Environmental manager jobs are often available in many different sectors. Consulting firms may provide the greatest number of opportunities, although private manufacturers and construction companies may also be potential employers. Environmental program manager, senior consultant and environmental compliance specialist are examples of common leadership positions. Additional titles of positions in this field may include environmental project manager, manager of environmental systems, environmental services manager and data manager. While each of these likely deals with natural resources and regulatory compliance, their exact functions may be vastly different.
Environmental manager duties are likely to differ among companies and job titles. While many of these positions usually pertain to resource development and preservation, related functions generally vary. An environmental program manager, for example, may oversee a department that composes one company or consulting firm. Accordingly, an essential task may be to develop environmental consulting business in the private sector. Additional functions may include managing projects and supervising staff.
Similar to this environmental manager job is that of senior consultant. In this position, a person may work with existing clients to improve or establish their environmental management programs. Such programs may require compliance with local or national laws concerning processes and/or products. An element of sales may further compose this position, in which the manager establishes new client relationships. The senior consultant may also provide technical leadership and mentor his or her team.

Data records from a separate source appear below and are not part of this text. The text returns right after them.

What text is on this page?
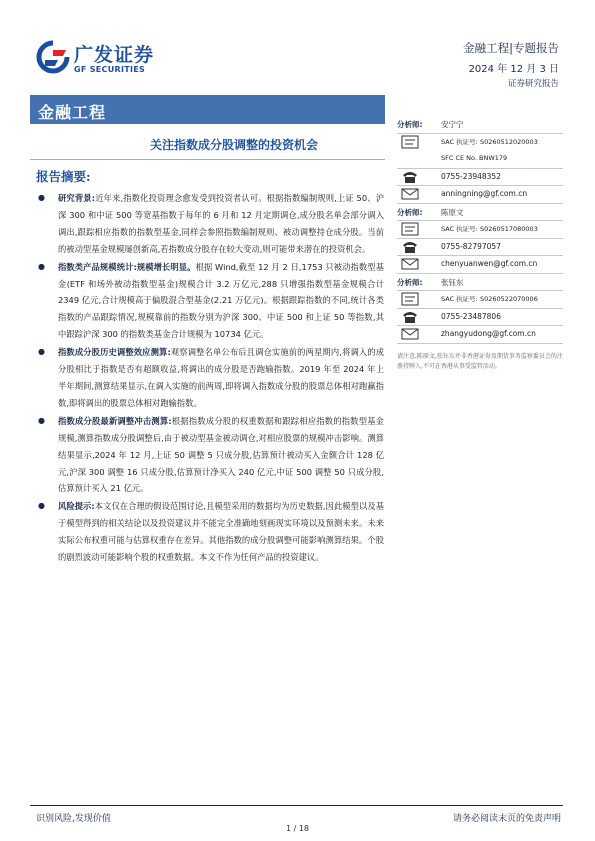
广发证券
GF SECURITIES
金融工程|专题报告
2024 年 12 月 3 日
证券研究报告
金融工程
关注指数成分股调整的投资机会
报告摘要:
● 研究背景:近年来,指数化投资理念愈发受到投资者认可。根据指数编制规则,上证 50、沪深 300 和中证 500 等宽基指数于每年的 6 月和 12 月定期调仓,成分股名单会部分调入调出,跟踪相应指数的指数型基金,同样会参照指数编制规则、被动调整持仓成分股。当前的被动型基金规模屡创新高,若指数成分股存在较大变动,则可能带来潜在的投资机会。
● 指数类产品规模统计:规模增长明显。根据 Wind,截至 12 月 2 日,1753 只被动指数型基金(ETF 和场外被动指数型基金)规模合计 3.2 万亿元,288 只增强指数型基金规模合计 2349 亿元,合计规模高于偏股混合型基金(2.21 万亿元)。根据跟踪指数的不同,统计各类指数的产品跟踪情况,规模靠前的指数分别为沪深 300、中证 500 和上证 50 等指数,其中跟踪沪深 300 的指数类基金合计规模为 10734 亿元。
● 指数成分股历史调整效应测算:观察调整名单公布后且调仓实施前的两星期内,将调入的成分股相比于指数是否有超额收益,将调出的成分股是否跑输指数。2019 年至 2024 年上半年期间,测算结果显示,在调入实施的前两周,即将调入指数成分股的股票总体相对跑赢指数,即将调出的股票总体相对跑输指数。
● 指数成分股最新调整冲击测算:根据指数成分股的权重数据和跟踪相应指数的指数型基金规模,测算指数成分股调整后,由于被动型基金被动调仓,对相应股票的规模冲击影响。测算结果显示,2024 年 12 月,上证 50 调整 5 只成分股,估算预计被动买入金额合计 128 亿元,沪深 300 调整 16 只成分股,估算预计净买入 240 亿元,中证 500 调整 50 只成分股,估算预计买入 21 亿元。
● 风险提示:本文仅在合理的假设范围讨论,且模型采用的数据均为历史数据,因此模型以及基于模型得到的相关结论以及投资建议并不能完全准确地刻画现实环境以及预测未来。未来实际公布权重可能与估算权重存在差异。其他指数的成分股调整可能影响测算结果。个股的剧烈波动可能影响个股的权重数据。本文不作为任何产品的投资建议。
分析师: 安宁宁
SAC 执证号: S0260512020003
SFC CE No. BNW179
0755-23948352
anningning@gf.com.cn
分析师: 陈原文
SAC 执证号: S0260517080003
0755-82797057
chenyuanwen@gf.com.cn
分析师: 张钰东
SAC 执证号: S0260522070006
0755-23487806
zhangyudong@gf.com.cn
请注意,陈原文,张钰东并非香港证券及期货事务监察委员会的注册持牌人,不可在香港从事受监管活动。
识别风险,发现价值	请务必阅读末页的免责声明
1 / 18
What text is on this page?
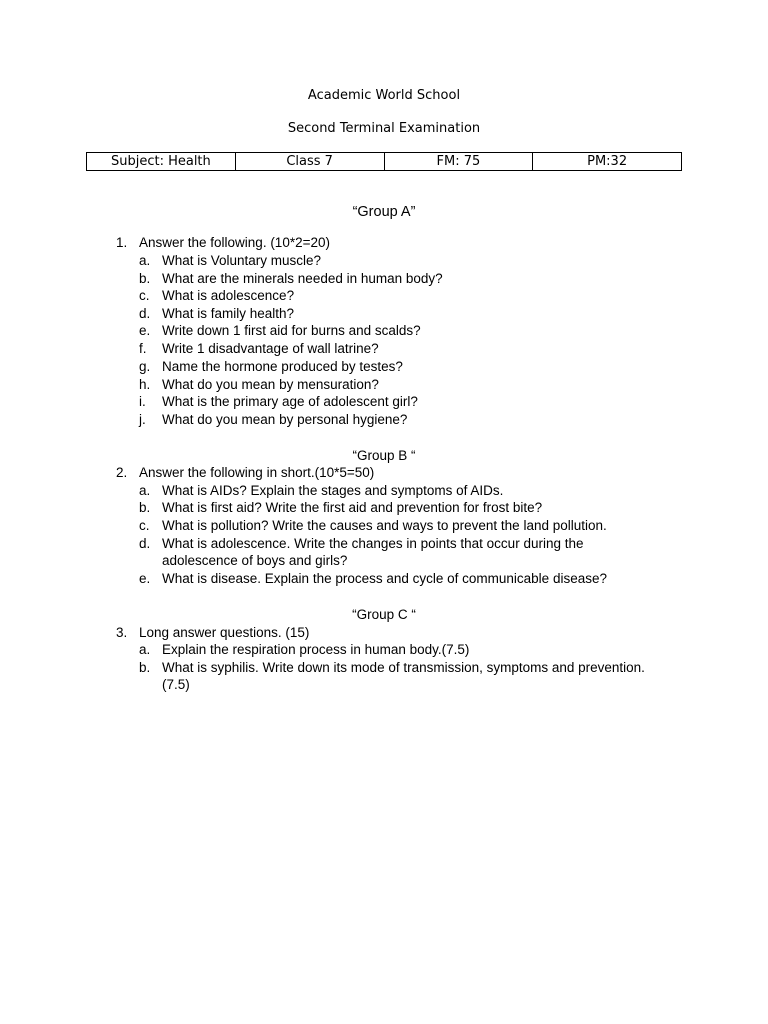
Academic World School
Second Terminal Examination
Subject: Health	Class 7	FM: 75	PM:32
“Group A”
1. Answer the following. (10*2=20)
a. What is Voluntary muscle?
b. What are the minerals needed in human body?
c. What is adolescence?
d. What is family health?
e. Write down 1 first aid for burns and scalds?
f. Write 1 disadvantage of wall latrine?
g. Name the hormone produced by testes?
h. What do you mean by mensuration?
i. What is the primary age of adolescent girl?
j. What do you mean by personal hygiene?
“Group B “
2. Answer the following in short.(10*5=50)
a. What is AIDs? Explain the stages and symptoms of AIDs.
b. What is first aid? Write the first aid and prevention for frost bite?
c. What is pollution? Write the causes and ways to prevent the land pollution.
d. What is adolescence. Write the changes in points that occur during the
adolescence of boys and girls?
e. What is disease. Explain the process and cycle of communicable disease?
“Group C “
3. Long answer questions. (15)
a. Explain the respiration process in human body.(7.5)
b. What is syphilis. Write down its mode of transmission, symptoms and prevention.
(7.5)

Also within a consulting capacity are positions that identify the environmental needs of individual clients. These are different from sales positions, which largely work to develop business. Sometimes known as senior environmental compliance specialists, these environmental manager jobs often evaluate and resolve clients’ regulatory compliance needs. These positions may also create and implement environmental programs that include storm water management, air emissions testing and emergency planning. Additional functions may include reviewing technical work from junior team members and training a client’s work staff on new environmental guidelines.
Some environmental supervisory positions work hands-on with projects, including reviewing all data relative to a subject property. For example, some projects may require that pertinent individuals and organizations be interviewed so functions of the property are determined. From that point, some environmental manager jobs may also research and review all prior assessments and historical data. Finally, these positions may require writing reports that identify recognized environmental conditions to be solved during the project.

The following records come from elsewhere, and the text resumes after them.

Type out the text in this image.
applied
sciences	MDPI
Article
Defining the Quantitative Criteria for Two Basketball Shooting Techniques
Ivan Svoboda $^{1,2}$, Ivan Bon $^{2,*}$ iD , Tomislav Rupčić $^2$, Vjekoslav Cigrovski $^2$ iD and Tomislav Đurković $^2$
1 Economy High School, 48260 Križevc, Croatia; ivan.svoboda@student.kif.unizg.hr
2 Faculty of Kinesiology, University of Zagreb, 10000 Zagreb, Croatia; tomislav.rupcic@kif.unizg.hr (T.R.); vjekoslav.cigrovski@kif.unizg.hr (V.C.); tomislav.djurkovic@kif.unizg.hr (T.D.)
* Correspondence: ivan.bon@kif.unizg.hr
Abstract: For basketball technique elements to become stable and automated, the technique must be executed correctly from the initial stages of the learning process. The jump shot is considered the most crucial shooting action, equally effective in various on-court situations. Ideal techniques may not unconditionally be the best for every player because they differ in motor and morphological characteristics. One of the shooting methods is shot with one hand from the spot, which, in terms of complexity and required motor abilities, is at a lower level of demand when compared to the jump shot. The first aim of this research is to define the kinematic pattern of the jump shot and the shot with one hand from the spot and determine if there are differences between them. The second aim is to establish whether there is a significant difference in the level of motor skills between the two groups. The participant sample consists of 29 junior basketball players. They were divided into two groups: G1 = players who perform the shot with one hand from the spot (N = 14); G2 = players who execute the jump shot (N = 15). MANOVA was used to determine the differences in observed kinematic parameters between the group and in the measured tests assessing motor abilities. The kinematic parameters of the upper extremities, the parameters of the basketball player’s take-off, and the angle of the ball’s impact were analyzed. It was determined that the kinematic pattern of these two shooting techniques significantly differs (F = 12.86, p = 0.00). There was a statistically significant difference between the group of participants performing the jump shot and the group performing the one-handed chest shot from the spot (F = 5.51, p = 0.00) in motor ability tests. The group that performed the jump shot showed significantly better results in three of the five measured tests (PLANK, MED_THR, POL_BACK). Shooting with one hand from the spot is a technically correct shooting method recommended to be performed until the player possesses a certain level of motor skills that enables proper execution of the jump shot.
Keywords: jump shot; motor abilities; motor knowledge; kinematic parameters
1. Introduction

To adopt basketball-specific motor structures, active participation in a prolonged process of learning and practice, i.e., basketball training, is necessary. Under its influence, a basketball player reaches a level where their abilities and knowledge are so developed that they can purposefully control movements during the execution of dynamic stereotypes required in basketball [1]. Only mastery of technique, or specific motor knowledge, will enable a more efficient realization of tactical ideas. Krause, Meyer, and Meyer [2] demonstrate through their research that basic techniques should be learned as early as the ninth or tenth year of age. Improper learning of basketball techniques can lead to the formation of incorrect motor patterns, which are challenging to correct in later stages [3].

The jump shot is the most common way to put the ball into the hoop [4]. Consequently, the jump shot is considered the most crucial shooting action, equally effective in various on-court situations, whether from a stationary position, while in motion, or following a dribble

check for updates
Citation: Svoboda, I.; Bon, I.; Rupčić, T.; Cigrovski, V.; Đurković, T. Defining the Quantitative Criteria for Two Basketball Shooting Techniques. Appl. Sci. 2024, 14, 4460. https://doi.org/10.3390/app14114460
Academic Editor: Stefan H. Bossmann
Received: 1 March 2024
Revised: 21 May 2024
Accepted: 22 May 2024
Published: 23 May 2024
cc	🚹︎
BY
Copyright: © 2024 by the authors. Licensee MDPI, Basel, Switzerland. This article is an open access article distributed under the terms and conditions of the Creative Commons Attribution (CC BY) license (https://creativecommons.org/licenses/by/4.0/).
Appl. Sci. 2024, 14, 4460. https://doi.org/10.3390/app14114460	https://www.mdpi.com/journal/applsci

Within a manufacturing facility, environmental manager jobs may focus on product development. For example, the manager of environmental systems may integrate a risk-based system that extends beyond local or national compliance laws. This system may be created to reduce product environmental impacts, reduce resource consumption and foster broader sustainability efforts. Manufacturers of paper and household goods are likely to offer such positions
Construction or building companies may also employ people to oversee land usage and compliance. Such environmental services manager jobs are likely to prepare proposals and cost estimates for construction permits. These positions may also analyze field reports to ensure regulatory compliance, review the quality of project data and oversee subcontractor performance. Similarly, an environmental data manager may perform quality assurance checks on field data packets and interact with clients regarding data deliverables. Such positions may further validate field data information, upload it to a client’s website and make periodic updates for legal and business regulations.
Environmental manager requirements in terms of education are likely to be the same in many positions. Candidates often need four-year degrees in engineering, geology, biology, environmental science or natural resources. Some employers may prefer people with advanced degrees, while others may give greater consideration to job experience. Safety and compliance training coupled with project management or business development experience may compose additional qualifications.